A reference manager helps you not only store your papers. A good manager helps you get them and add all the metadata it can without your assistance. It helps you search for and find relevant papers when you need them, and lets you add comments, notes and tags to them so you can find them again and remember what they were about without having to reread them. And it helps you generate and format your citations and reference list in a consistent, correct fashion.

For what it's worth I use Zotero as my manager. It's cross-platform — it works anywhere Firefox does — and free and open to use. The review above does a pretty good job of showing its strengths and weaknesses.

What I like most about it is the ease of importing and exporting data. When you find a paper online you just click on the import icon in the browser bar and the paper and citation data is automagically downloaded and indexed. It doesn't always work; for a few sites it only collects the citation data and you have to add the PDF file yourself, but it's not a major hassle. Exporting is also really easy. I just add papers to a collection specific collection for the paper I'm writing, then export the entire collection as a BIBTex file that LaTeX can read and use. It really can't be simpler than that.

If you're a budding researcher and doesn't yet use a reference manager you really owe it to yourself to start today. Pick any one you like, of course, but I think Zotero is a good choice if you don't know which to pick.

#1 It's a neat paper, and I've been meaning to write something about it. Very shortly, they show that while larger city sizes are described well by a power law, regional and smaller communities are better described by a lognormal distribution. They show how a very simple model of human migration and reproduction can generate the real distribution of smaller communities.

It could mean that network effects — that we want to live in a city because other people do so already — only kicks in over a certain city size. Below that size the number and distribution of communities depends mostly on local random migration and reproduction patterns. Smaller communities do not inherently attract people the way larger cities do. Is the paper correct? I don't know, but it's very interesting.


sajith said...

I've been using mendeley with some success. I like that they have a Debian/Ubuntu version of the desktop software. I'd have liked it to be real libre/free software, but I'm not complaining too much about that.

George said...

That has been an interesting read.
I just began a project about Economic development, I'll have up to December for ending it.

I am using a lot internet research and I've been saving webs and copying text and references; all on folders I've enabled. Still not overwhelming but it should become rather unmanageable soon.

I Will try Zotero. I've gotten used to Chrome but FF has interesting features for research. Like restoring a session, which lets me pick up where I closed, is useful. But I've gotten used to the chrome speed.

Will give a better read tomorrow, as it's time for me to sleep. The advice is very much appreciated. Although my project is much lighter than Postuniversity work, like you do.

Janne Morén said...

Sajith, George, the thing Zotero really shines at is the integration with the web — you can get the paper, or web page, or quotation or whatever right then and there, with just a clock on the icon in the address bar.

With other systems you need to do it separate from the browser, and I end up forgetting one or two in a long list of reference material I looked up.

I've used Chrome too — have it on my machine right now — but I just don't see the large speed difference other people talk about. The main problem with FF for me is the memory consumption; though if I'm running Zotero in it it's perhaps not surprising it should be pretty high.

Allerwelt said...
George said...

Well, I can write a bit after a few days using Zotero.

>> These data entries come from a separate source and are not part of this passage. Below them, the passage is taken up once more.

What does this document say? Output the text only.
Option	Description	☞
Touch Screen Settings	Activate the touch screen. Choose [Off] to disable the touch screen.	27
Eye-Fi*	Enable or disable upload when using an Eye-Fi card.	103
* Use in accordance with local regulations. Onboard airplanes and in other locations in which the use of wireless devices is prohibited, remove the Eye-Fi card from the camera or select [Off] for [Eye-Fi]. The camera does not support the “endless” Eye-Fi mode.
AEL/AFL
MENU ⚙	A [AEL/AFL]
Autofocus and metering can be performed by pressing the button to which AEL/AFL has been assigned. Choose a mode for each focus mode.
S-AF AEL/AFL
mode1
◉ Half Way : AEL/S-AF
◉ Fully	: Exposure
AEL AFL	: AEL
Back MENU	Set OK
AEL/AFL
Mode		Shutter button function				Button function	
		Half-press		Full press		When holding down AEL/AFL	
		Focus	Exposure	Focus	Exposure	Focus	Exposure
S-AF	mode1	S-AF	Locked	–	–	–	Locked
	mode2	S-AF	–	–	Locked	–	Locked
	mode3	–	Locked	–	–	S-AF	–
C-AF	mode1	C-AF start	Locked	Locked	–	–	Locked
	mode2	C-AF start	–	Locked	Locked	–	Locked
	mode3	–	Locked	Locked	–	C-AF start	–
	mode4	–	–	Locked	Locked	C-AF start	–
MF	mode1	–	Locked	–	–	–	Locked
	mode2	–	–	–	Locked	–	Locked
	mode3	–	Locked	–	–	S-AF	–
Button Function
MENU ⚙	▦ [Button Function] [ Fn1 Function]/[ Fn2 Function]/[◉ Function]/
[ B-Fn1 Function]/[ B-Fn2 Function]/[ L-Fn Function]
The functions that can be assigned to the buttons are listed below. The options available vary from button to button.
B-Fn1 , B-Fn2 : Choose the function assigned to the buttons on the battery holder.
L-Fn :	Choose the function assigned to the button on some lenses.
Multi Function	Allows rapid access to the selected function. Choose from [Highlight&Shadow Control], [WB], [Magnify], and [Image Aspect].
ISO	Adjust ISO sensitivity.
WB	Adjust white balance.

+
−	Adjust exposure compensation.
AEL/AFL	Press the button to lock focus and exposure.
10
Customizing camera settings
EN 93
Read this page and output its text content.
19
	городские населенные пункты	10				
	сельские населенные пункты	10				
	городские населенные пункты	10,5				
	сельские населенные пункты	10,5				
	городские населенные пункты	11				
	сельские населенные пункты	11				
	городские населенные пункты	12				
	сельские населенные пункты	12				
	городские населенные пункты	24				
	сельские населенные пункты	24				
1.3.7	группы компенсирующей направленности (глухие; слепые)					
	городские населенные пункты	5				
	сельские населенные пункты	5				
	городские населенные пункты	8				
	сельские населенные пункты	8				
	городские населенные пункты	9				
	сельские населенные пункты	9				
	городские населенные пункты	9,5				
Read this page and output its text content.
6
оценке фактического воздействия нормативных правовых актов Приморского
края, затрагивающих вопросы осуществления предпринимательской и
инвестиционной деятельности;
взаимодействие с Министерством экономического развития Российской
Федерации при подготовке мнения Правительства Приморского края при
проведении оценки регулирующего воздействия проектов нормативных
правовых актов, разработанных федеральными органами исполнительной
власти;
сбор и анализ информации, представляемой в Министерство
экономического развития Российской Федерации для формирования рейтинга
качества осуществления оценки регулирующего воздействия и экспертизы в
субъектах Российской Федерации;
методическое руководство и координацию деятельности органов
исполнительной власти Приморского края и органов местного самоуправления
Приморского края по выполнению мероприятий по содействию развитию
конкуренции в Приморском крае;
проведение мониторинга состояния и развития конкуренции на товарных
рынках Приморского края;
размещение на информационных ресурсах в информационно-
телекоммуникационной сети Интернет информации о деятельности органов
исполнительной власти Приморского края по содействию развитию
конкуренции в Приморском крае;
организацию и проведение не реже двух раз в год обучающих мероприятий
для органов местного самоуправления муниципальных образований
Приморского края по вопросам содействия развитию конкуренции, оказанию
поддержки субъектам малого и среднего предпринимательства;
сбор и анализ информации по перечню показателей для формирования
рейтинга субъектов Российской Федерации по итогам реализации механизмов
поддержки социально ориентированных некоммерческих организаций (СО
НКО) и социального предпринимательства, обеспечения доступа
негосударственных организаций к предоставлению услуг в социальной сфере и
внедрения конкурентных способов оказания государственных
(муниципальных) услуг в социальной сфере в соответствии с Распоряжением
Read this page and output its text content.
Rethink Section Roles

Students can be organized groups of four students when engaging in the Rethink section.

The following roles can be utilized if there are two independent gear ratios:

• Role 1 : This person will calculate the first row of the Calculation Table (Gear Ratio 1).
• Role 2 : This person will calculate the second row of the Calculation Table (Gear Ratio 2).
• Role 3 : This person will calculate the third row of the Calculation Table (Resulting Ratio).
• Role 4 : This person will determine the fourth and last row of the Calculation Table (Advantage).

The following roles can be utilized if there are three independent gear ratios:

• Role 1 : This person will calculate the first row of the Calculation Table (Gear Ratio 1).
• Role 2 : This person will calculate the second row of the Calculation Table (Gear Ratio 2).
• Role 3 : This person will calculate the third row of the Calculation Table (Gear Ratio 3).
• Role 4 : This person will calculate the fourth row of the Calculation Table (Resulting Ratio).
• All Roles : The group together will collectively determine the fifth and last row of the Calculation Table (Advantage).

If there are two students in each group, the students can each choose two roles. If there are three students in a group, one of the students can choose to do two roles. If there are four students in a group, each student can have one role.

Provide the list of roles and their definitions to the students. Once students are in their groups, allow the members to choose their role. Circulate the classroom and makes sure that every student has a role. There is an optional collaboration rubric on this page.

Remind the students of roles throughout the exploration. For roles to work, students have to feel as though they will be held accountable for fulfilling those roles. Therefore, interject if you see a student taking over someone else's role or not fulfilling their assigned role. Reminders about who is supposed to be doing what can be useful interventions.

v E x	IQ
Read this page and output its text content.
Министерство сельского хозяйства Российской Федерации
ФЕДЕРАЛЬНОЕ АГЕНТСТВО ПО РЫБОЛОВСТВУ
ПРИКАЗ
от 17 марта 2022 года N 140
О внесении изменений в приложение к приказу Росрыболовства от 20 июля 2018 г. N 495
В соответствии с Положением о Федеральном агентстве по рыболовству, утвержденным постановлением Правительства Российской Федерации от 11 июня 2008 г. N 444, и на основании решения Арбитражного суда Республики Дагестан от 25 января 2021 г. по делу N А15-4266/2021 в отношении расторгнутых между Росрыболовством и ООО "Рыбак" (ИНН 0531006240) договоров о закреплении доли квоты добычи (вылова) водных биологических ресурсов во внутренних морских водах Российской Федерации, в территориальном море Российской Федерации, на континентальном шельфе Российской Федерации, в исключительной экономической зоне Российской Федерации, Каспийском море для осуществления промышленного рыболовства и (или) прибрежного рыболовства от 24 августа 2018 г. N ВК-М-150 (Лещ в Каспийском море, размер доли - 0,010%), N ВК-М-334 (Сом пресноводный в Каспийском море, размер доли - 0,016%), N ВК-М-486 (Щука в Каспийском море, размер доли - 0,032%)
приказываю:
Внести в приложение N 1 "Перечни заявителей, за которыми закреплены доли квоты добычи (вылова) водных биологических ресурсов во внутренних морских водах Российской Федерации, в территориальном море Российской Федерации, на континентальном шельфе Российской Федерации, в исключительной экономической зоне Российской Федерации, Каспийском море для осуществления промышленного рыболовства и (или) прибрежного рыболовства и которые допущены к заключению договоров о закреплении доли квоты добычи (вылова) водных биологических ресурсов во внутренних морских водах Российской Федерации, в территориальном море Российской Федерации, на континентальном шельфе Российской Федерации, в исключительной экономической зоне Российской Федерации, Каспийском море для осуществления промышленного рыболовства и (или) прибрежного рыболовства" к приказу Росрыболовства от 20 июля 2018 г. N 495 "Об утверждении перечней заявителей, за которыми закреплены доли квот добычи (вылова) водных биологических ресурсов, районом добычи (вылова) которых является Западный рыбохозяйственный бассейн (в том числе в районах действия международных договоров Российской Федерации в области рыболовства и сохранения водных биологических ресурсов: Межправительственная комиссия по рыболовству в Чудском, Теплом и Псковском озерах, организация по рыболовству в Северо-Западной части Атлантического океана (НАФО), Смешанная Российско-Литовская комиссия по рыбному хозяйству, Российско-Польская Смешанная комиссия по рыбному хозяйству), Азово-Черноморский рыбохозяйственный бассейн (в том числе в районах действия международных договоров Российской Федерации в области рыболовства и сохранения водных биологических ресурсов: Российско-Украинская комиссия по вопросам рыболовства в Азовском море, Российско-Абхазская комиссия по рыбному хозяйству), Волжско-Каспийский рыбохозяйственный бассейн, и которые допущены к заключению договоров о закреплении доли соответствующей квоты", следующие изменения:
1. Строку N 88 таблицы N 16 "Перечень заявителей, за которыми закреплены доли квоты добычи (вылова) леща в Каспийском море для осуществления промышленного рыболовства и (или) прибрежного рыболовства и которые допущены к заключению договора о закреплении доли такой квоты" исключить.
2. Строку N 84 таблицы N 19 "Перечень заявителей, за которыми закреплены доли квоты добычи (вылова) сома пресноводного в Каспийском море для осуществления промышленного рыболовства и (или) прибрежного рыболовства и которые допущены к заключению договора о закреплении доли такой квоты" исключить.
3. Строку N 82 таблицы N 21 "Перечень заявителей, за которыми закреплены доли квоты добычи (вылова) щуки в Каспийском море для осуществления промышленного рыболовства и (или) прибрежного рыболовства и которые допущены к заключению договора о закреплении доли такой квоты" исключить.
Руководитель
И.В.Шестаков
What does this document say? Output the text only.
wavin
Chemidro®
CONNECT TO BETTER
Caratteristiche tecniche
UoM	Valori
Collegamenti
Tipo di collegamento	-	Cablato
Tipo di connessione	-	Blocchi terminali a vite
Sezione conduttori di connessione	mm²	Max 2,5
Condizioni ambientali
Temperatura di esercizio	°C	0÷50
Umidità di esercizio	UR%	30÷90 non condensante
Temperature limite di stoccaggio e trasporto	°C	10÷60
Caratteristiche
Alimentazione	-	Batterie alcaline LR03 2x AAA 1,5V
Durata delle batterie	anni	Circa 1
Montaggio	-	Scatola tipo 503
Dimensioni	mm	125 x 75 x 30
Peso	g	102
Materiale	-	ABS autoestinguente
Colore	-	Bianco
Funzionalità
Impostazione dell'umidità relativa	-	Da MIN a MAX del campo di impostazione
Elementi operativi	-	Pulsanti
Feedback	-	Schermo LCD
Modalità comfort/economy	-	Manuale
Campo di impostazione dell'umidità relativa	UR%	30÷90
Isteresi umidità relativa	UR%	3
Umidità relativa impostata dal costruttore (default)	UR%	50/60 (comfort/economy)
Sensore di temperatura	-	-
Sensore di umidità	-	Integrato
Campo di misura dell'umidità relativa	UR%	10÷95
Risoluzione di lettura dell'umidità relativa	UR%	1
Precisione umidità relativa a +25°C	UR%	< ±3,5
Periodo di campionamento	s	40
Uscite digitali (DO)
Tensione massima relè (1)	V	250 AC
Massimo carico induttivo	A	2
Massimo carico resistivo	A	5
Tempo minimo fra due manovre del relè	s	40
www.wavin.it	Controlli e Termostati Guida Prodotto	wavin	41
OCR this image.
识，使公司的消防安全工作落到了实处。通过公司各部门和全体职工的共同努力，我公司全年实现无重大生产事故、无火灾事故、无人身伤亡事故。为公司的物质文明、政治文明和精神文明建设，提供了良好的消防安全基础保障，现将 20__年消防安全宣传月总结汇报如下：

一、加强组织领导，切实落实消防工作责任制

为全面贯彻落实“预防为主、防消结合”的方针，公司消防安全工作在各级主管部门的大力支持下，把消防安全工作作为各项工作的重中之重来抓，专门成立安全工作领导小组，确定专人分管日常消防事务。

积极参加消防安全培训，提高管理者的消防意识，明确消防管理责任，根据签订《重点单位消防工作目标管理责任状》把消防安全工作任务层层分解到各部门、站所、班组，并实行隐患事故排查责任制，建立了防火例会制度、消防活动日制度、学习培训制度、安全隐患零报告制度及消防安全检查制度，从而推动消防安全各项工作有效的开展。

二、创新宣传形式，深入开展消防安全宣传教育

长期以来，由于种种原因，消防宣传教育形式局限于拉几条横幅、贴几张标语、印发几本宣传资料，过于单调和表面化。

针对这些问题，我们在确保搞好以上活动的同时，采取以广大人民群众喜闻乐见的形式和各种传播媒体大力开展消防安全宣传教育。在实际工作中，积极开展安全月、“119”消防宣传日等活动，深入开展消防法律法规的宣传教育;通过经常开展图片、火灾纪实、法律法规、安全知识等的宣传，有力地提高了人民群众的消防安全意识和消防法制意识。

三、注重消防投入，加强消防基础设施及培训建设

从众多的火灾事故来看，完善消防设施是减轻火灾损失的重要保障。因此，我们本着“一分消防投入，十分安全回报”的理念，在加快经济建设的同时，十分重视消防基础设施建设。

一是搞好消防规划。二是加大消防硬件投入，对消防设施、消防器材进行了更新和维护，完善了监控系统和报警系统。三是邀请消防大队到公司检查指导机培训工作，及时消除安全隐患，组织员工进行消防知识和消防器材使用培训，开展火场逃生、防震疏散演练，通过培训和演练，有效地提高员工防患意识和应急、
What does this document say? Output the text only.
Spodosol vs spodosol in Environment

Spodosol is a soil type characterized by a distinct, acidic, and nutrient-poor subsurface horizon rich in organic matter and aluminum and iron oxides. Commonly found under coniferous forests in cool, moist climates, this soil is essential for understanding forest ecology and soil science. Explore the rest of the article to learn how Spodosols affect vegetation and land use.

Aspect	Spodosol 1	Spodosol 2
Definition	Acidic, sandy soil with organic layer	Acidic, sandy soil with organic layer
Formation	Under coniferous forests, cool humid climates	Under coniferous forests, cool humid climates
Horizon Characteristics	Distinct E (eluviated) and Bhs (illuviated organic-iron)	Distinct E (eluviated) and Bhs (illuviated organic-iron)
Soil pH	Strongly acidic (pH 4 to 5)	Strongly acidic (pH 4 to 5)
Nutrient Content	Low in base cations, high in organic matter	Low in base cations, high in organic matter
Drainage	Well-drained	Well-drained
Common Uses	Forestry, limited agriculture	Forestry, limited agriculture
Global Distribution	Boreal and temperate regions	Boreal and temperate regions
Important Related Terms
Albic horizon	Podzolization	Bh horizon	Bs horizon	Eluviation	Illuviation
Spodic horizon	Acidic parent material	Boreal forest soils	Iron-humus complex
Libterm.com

Really nice tool. I haven't exploited all what it might offer, but I like the way of being able to see all the info of that particular source.

I also want to reintegrate Firefox to my daily use again. As of the memory consumpion, yes. ALthough chrome managed to freeze my Laptop for a minute, numerous times, when opening a new tab.
IT is a complex thing, whatever.

Thanks for the article! Zotero should ease a bit the reference and bibliography part of my project.